O Senado aprovou nesta quarta-feira (27) o Estatuto Digital da Criança e do Adolescente, projeto que amplia a proteção de crianças e adolescentes no ambiente virtual e busca combater a chamada “adultização” precoce desse público. A proposta agora segue para a sanção do presidente Luiz Inácio Lula da Silva (PT).
A votação foi simbólica, sem contagem de votos, mas registrou oposição de três senadores: Carlos Portinho (PL-RJ), Eduardo Girão (Novo-CE) e Luis Carlos Heinze (PP-RS).
O ponto mais polêmico da nova lei é a proibição das chamadas loot boxes (caixas de recompensa) em jogos eletrônicos.

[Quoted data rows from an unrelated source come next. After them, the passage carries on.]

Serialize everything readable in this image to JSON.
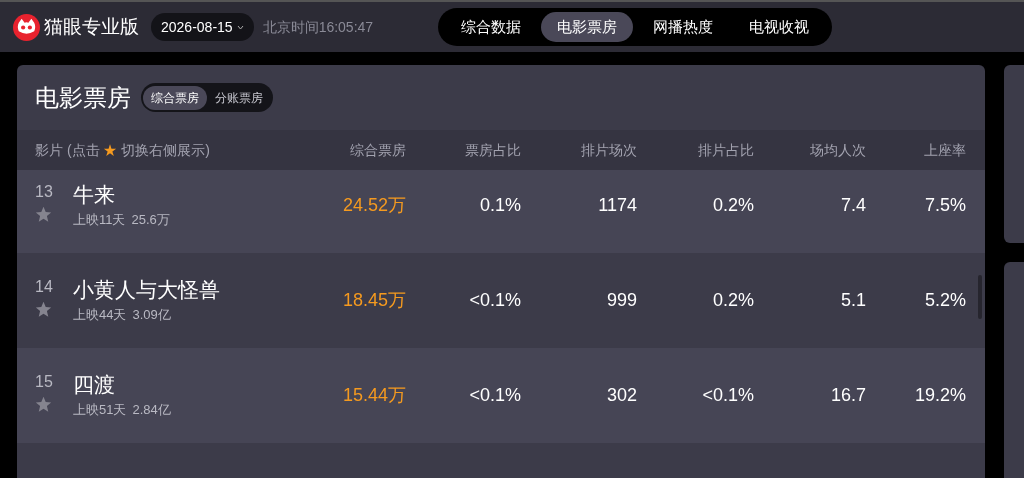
{
  "header": {
    "brand": "猫眼专业版",
    "date": "2026-08-15",
    "time": "北京时间16:05:47"
  },
  "nav_tabs": [
    {
      "label": "综合数据",
      "selected": false
    },
    {
      "label": "电影票房",
      "selected": true
    },
    {
      "label": "网播热度",
      "selected": false
    },
    {
      "label": "电视收视",
      "selected": false
    }
  ],
  "panel": {
    "title": "电影票房",
    "segments": [
      {
        "label": "综合票房",
        "selected": true
      },
      {
        "label": "分账票房",
        "selected": false
      }
    ],
    "film_header": "影片 (点击 ★ 切换右侧展示)",
    "columns": [
      "综合票房",
      "票房占比",
      "排片场次",
      "排片占比",
      "场均人次",
      "上座率"
    ],
    "rows": [
      {
        "rank": "13",
        "title": "牛来",
        "days": "上映11天",
        "total": "25.6万",
        "starred": false,
        "values": [
          "24.52万",
          "0.1%",
          "1174",
          "0.2%",
          "7.4",
          "7.5%"
        ]
      },
      {
        "rank": "14",
        "title": "小黄人与大怪兽",
        "days": "上映44天",
        "total": "3.09亿",
        "starred": false,
        "values": [
          "18.45万",
          "<0.1%",
          "999",
          "0.2%",
          "5.1",
          "5.2%"
        ]
      },
      {
        "rank": "15",
        "title": "四渡",
        "days": "上映51天",
        "total": "2.84亿",
        "starred": false,
        "values": [
          "15.44万",
          "<0.1%",
          "302",
          "<0.1%",
          "16.7",
          "19.2%"
        ]
      }
    ]
  }
}
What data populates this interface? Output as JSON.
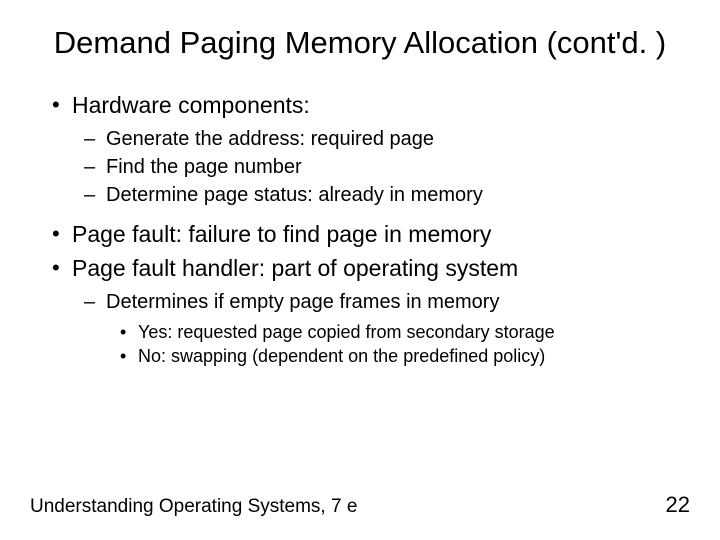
{
  "title": "Demand Paging Memory Allocation (cont'd. )",
  "bullets": {
    "b1": "Hardware components:",
    "b1_1": "Generate the address: required page",
    "b1_2": "Find the page number",
    "b1_3": "Determine page status: already in memory",
    "b2": "Page fault: failure to find page in memory",
    "b3": "Page fault handler: part of operating system",
    "b3_1": "Determines if empty page frames in memory",
    "b3_1_1": "Yes: requested page copied from secondary storage",
    "b3_1_2": "No: swapping (dependent on the predefined policy)"
  },
  "footer": {
    "source": "Understanding Operating Systems, 7 e",
    "page": "22"
  }
}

Segundo o relator, senador Flávio Arns (PSB-PR), esse tipo de recurso pode induzir menores ao vício em apostas e jogos de azar.
“É um cuidado necessário, porque já vemos o estrago que isso causa até entre adultos”, justificou.
O projeto impõe regras duras para plataformas digitais:
· Contas de menores de 16 anos deverão obrigatoriamente estar vinculadas a um responsável maior de idade.
· Ferramentas de supervisão parental deverão permitir que pais controlem privacidade, restrinjam compras, visualizem tempo de uso e até monitorem com quem os filhos interagem.
· Na ausência de vínculo com responsável legal, provedores serão obrigados a manter o nível máximo de proteção ativado.
Além disso, redes sociais deverão informar de forma clara quando seus serviços não forem apropriados para crianças e adolescentes.
Outro ponto central é a proibição de criação de perfis comportamentais de menores com base na coleta de dados pessoais para direcionamento de publicidade.
A lei também exige que as plataformas mitiguem riscos de exposição a conteúdos nocivos, como exploração sexual, incentivo à automutilação ou suicídio, violência e pornografia.
O texto prevê multas que podem chegar a R$ 50 milhões para empresas que descumprirem as regras. Também foi incluída a proibição de qualquer forma de monetização ou impulsionamento de conteúdos com teor sexual envolvendo crianças e adolescentes.
Com a aprovação no Senado, o Estatuto Digital da Criança e do Adolescente está pronto para ser sancionado por Lula. Se virar lei, representará um marco na regulamentação da presença de crianças e adolescentes no mundo digital, impondo responsabilidades diretas às plataformas e ampliando a rede de proteção contra abusos online.